Both she and Elsie had removed their hats, and while Elsie’s hair dropped naturally into soft, flattened curls and rings, Geraldine’s clung damply in straight, short wisps to her neck and forehead, and she constantly raised her hand to push away, quite ineffectually, a straggling end that immediately fell down again.

“Hell, I call this,” she remarked shortly, as Elsie, stumbling over bags and packages and the feet of other passengers, reached her side and propped herself up against the side of the swaying train.

“You’re a nice one to take on a holiday, I must say,” Elsie retorted, but without acrimony. She felt that nothing would really matter if she could once get the assurance that she craved.

“Horace is in a foul temper. He never can stand the hot weather. I’m sure I hope it’ll be cooler at the sea than what it is here. Have you brought a new bathing costume, Geraldine?”

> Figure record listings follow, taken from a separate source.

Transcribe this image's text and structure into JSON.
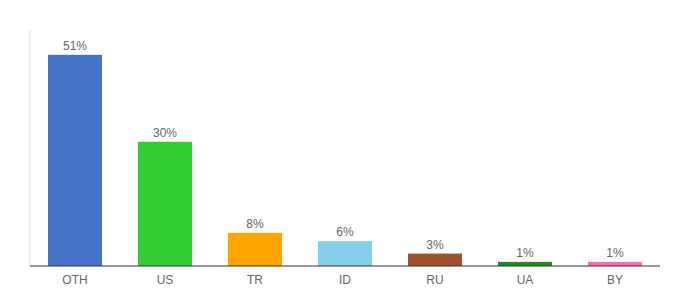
{
  "chart_data": {
    "type": "bar",
    "categories": [
      "OTH",
      "US",
      "TR",
      "ID",
      "RU",
      "UA",
      "BY"
    ],
    "values": [
      51,
      30,
      8,
      6,
      3,
      1,
      1
    ],
    "value_labels": [
      "51%",
      "30%",
      "8%",
      "6%",
      "3%",
      "1%",
      "1%"
    ],
    "colors": [
      "#4472C4",
      "#33CC33",
      "#FFA500",
      "#87CEEB",
      "#A0522D",
      "#228B22",
      "#FF69B4"
    ],
    "ylim": [
      0,
      57
    ],
    "data_labels": true,
    "tick_labels": "x",
    "grid": false
  }
}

“M’m. A blue one, with a decent skirt—not one of those horrible skin-tight things you see in the picture papers. Improper, I call them.”

“You couldn’t be improper if you tried,” said Elsie cryptically. “Besides, there’ll be nobody to go in the water with you except me. Horace never bathes—makes him turn green, or something.”

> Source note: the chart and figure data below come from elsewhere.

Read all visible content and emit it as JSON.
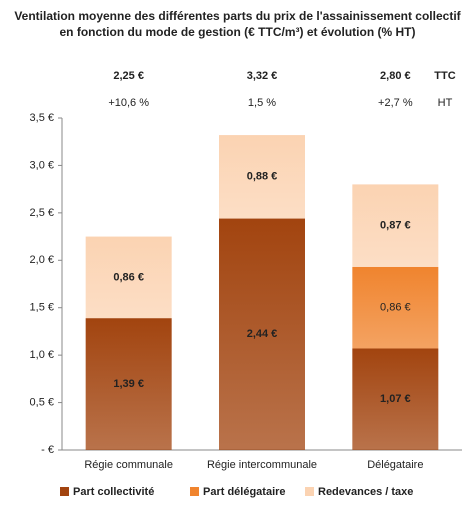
{
  "chart_data": {
    "type": "stacked_bar",
    "title": "Ventilation moyenne des différentes parts du prix de l'assainissement collectif en fonction du mode de gestion (€ TTC/m³) et évolution (% HT)",
    "categories": [
      "Régie communale",
      "Régie intercommunale",
      "Délégataire"
    ],
    "series": [
      {
        "name": "Part collectivité",
        "color": "#a2440f",
        "values": [
          1.39,
          2.44,
          1.07
        ],
        "value_labels": [
          "1,39 €",
          "2,44 €",
          "1,07 €"
        ]
      },
      {
        "name": "Part délégataire",
        "color": "#f0842e",
        "values": [
          null,
          null,
          0.86
        ],
        "value_labels": [
          null,
          null,
          "0,86 €"
        ]
      },
      {
        "name": "Redevances / taxe",
        "color": "#fbd3b2",
        "values": [
          0.86,
          0.88,
          0.87
        ],
        "value_labels": [
          "0,86 €",
          "0,88 €",
          "0,87 €"
        ]
      }
    ],
    "totals": {
      "name": "TTC",
      "values": [
        2.25,
        3.32,
        2.8
      ],
      "value_labels": [
        "2,25 €",
        "3,32 €",
        "2,80 €"
      ]
    },
    "evolution": {
      "name": "HT",
      "values": [
        10.6,
        1.5,
        2.7
      ],
      "value_labels": [
        "+10,6 %",
        "1,5 %",
        "+2,7 %"
      ]
    },
    "ylim": [
      0,
      3.5
    ],
    "yticks": [
      {
        "value": 0,
        "label": "- €"
      },
      {
        "value": 0.5,
        "label": "0,5 €"
      },
      {
        "value": 1,
        "label": "1,0 €"
      },
      {
        "value": 1.5,
        "label": "1,5 €"
      },
      {
        "value": 2,
        "label": "2,0 €"
      },
      {
        "value": 2.5,
        "label": "2,5 €"
      },
      {
        "value": 3,
        "label": "3,0 €"
      },
      {
        "value": 3.5,
        "label": "3,5 €"
      }
    ],
    "grid": false,
    "legend": "bottom"
  }
}
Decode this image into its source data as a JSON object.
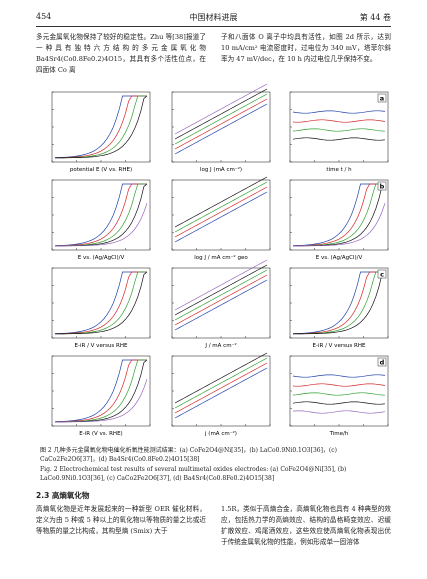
{
  "header": {
    "page": "454",
    "journal": "中国材料进展",
    "volume": "第 44 卷"
  },
  "intro": {
    "left": "多元金属氧化物保持了较好的稳定性。Zhu 等[38]报道了一种具有独特六方结构的多元金属氧化物 Ba4Sr4(Co0.8Fe0.2)4O15，其具有多个活性位点，在四面体 Co 离",
    "right": "子和八面体 O 离子中均具有活性，如图 2d 所示，达到 10 mA/cm² 电流密度时，过电位为 340 mV，塔菲尔斜率为 47 mV/dec，在 10 h 内过电位几乎保持不变。"
  },
  "figure": {
    "rows": [
      {
        "label": "a",
        "panels": [
          {
            "xlabel": "potential E (V vs. RHE)"
          },
          {
            "xlabel": "log J (mA cm⁻²)"
          },
          {
            "xlabel": "time t / h"
          }
        ]
      },
      {
        "label": "b",
        "panels": [
          {
            "xlabel": "E vs. (Ag/AgCl)/V"
          },
          {
            "xlabel": "log J / mA cm⁻² geo"
          },
          {
            "xlabel": "E vs. (Ag/AgCl)/V"
          }
        ]
      },
      {
        "label": "c",
        "panels": [
          {
            "xlabel": "E-iR / V versus RHE"
          },
          {
            "xlabel": "J / mA cm⁻²"
          },
          {
            "xlabel": "E-iR / V versus RHE"
          }
        ]
      },
      {
        "label": "d",
        "panels": [
          {
            "xlabel": "E-iR (V vs. RHE)"
          },
          {
            "xlabel": "j (mA cm⁻²)"
          },
          {
            "xlabel": "Time/h"
          }
        ]
      }
    ],
    "caption_cn": "图 2  几种多元金属氧化物电催化析氧性能测试结果：(a) CoFe2O4@Ni[35]，(b) LaCo0.9Ni0.1O3[36]，(c) CaCo2Fe2O6[37]，(d) Ba4Sr4(Co0.8Fe0.2)4O15[38]",
    "caption_en": "Fig. 2  Electrochemical test results of several multimetal oxides electrodes: (a) CoFe2O4@Ni[35], (b) LaCo0.9Ni0.1O3[36], (c) CaCo2Fe2O6[37], (d) Ba4Sr4(Co0.8Fe0.2)4O15[38]"
  },
  "section": {
    "title": "2.3  高熵氧化物",
    "left": "高熵氧化物是近年发展起来的一种新型 OER 催化材料，定义为由 5 种或 5 种以上的氧化物以等物质的量之比或近等物质的量之比构成，其构型熵 (Smix) 大于",
    "right": "1.5R，类似于高熵合金，高熵氧化物也具有 4 种典型的效应，包括热力学的高熵效应、结构的晶格畸变效应、迟缓扩散效应、鸡尾酒效应，这些效应使高熵氧化物表现出优于传统金属氧化物的性能，例如形成单一固溶体"
  }
}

She eyed her sister carefully as she spoke. Something in the wariness of Geraldine’s return glance gave her a rising hope.

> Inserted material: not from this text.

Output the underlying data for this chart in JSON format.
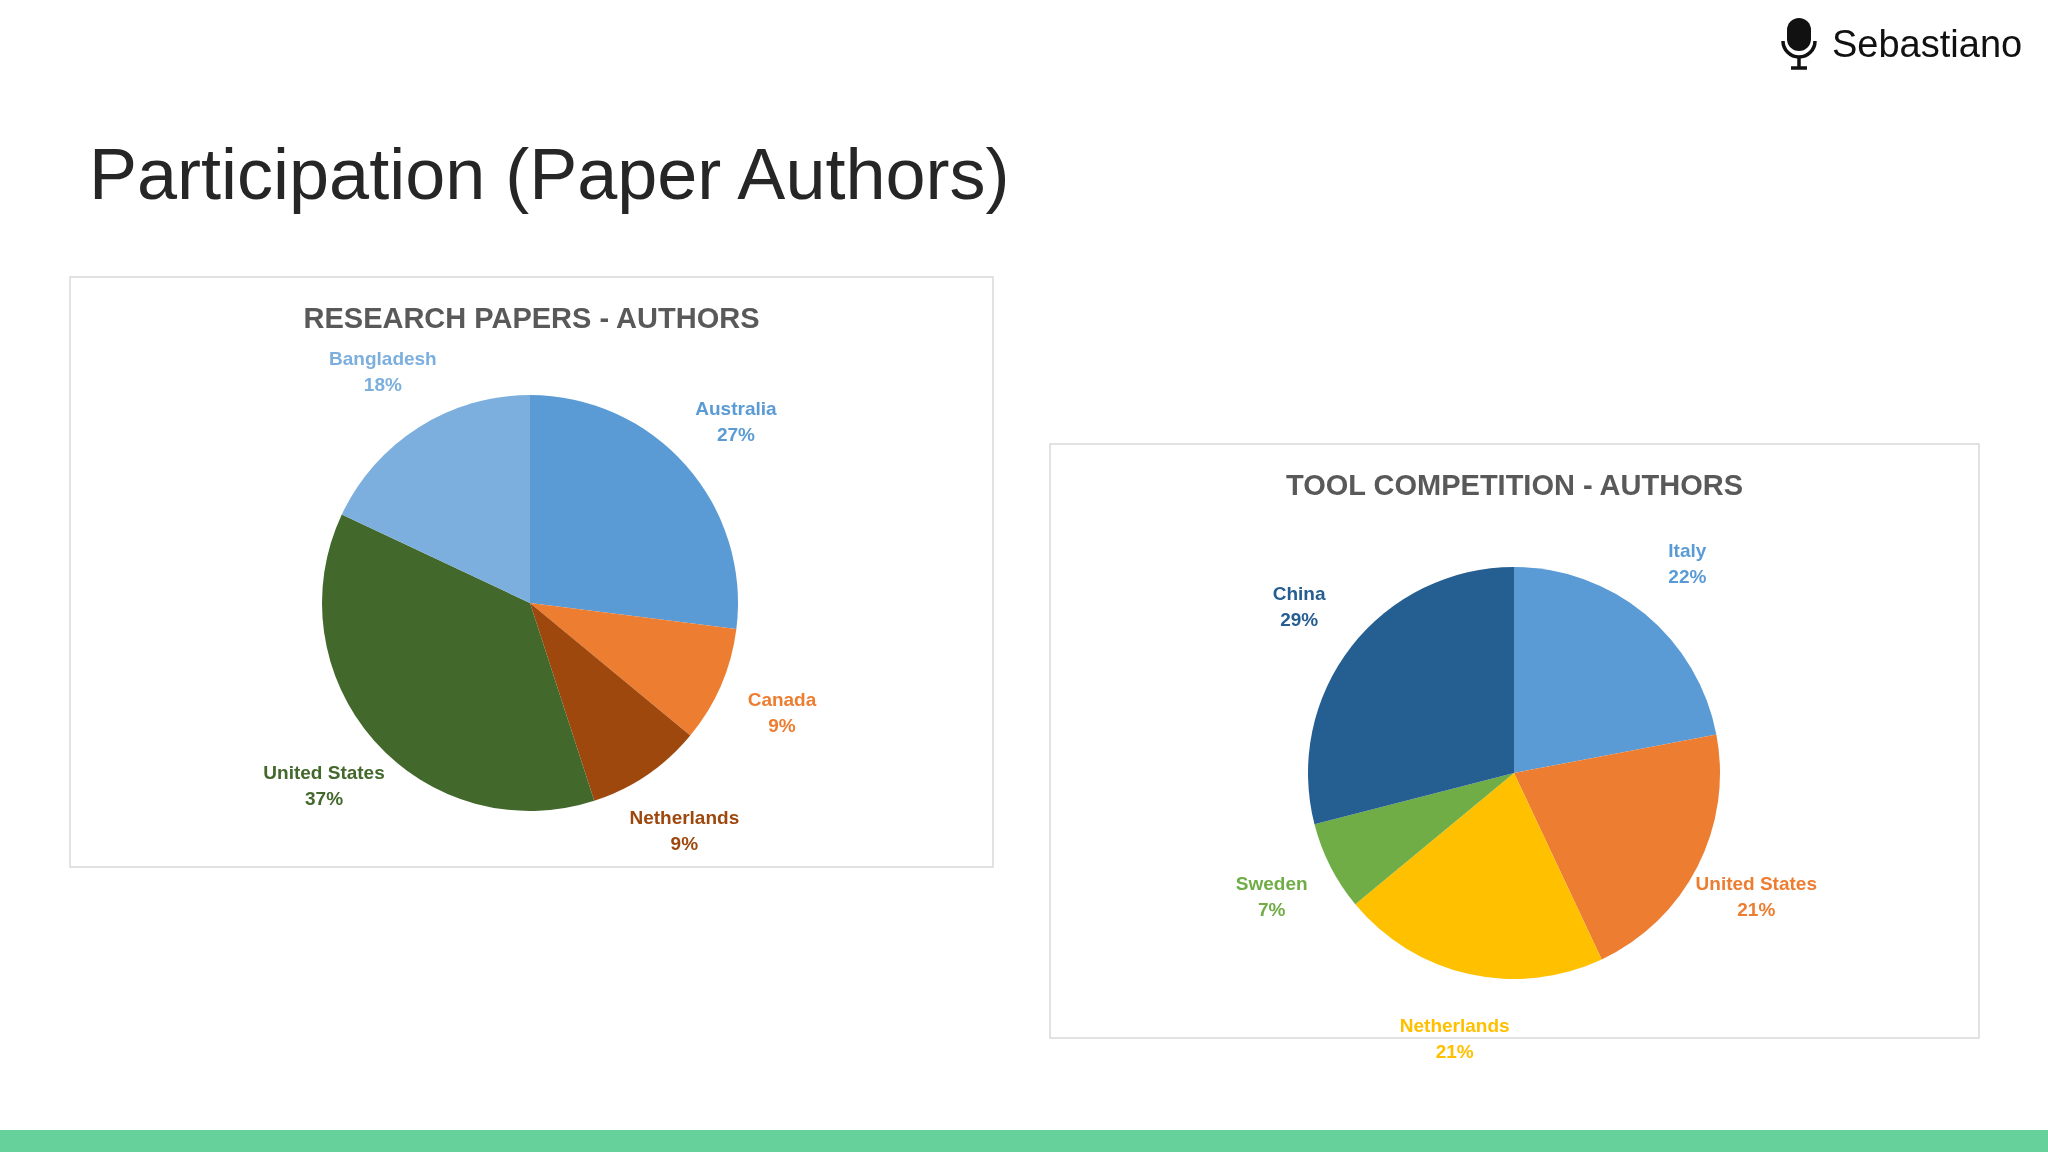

“I’m sure I wish we were going to have someone we knew there. Horace would be much easier to keep in a decent temper if he had another man to go with sometimes.”

Then Geraldine spoke. “That boy Leslie Morrison said something about coming down one day this week, and spending part of his holiday at Torquay. He was awfully keen I should go and stay with his mother, near Bristol, too.”

“Was he? Well, you could do that later,” said Elsie. She was nearly breathless with triumph, but strove to make her voice sound matter-of-fact. “But I hope to goodness he will come to Torquay. It’ll make all the difference to Horace.”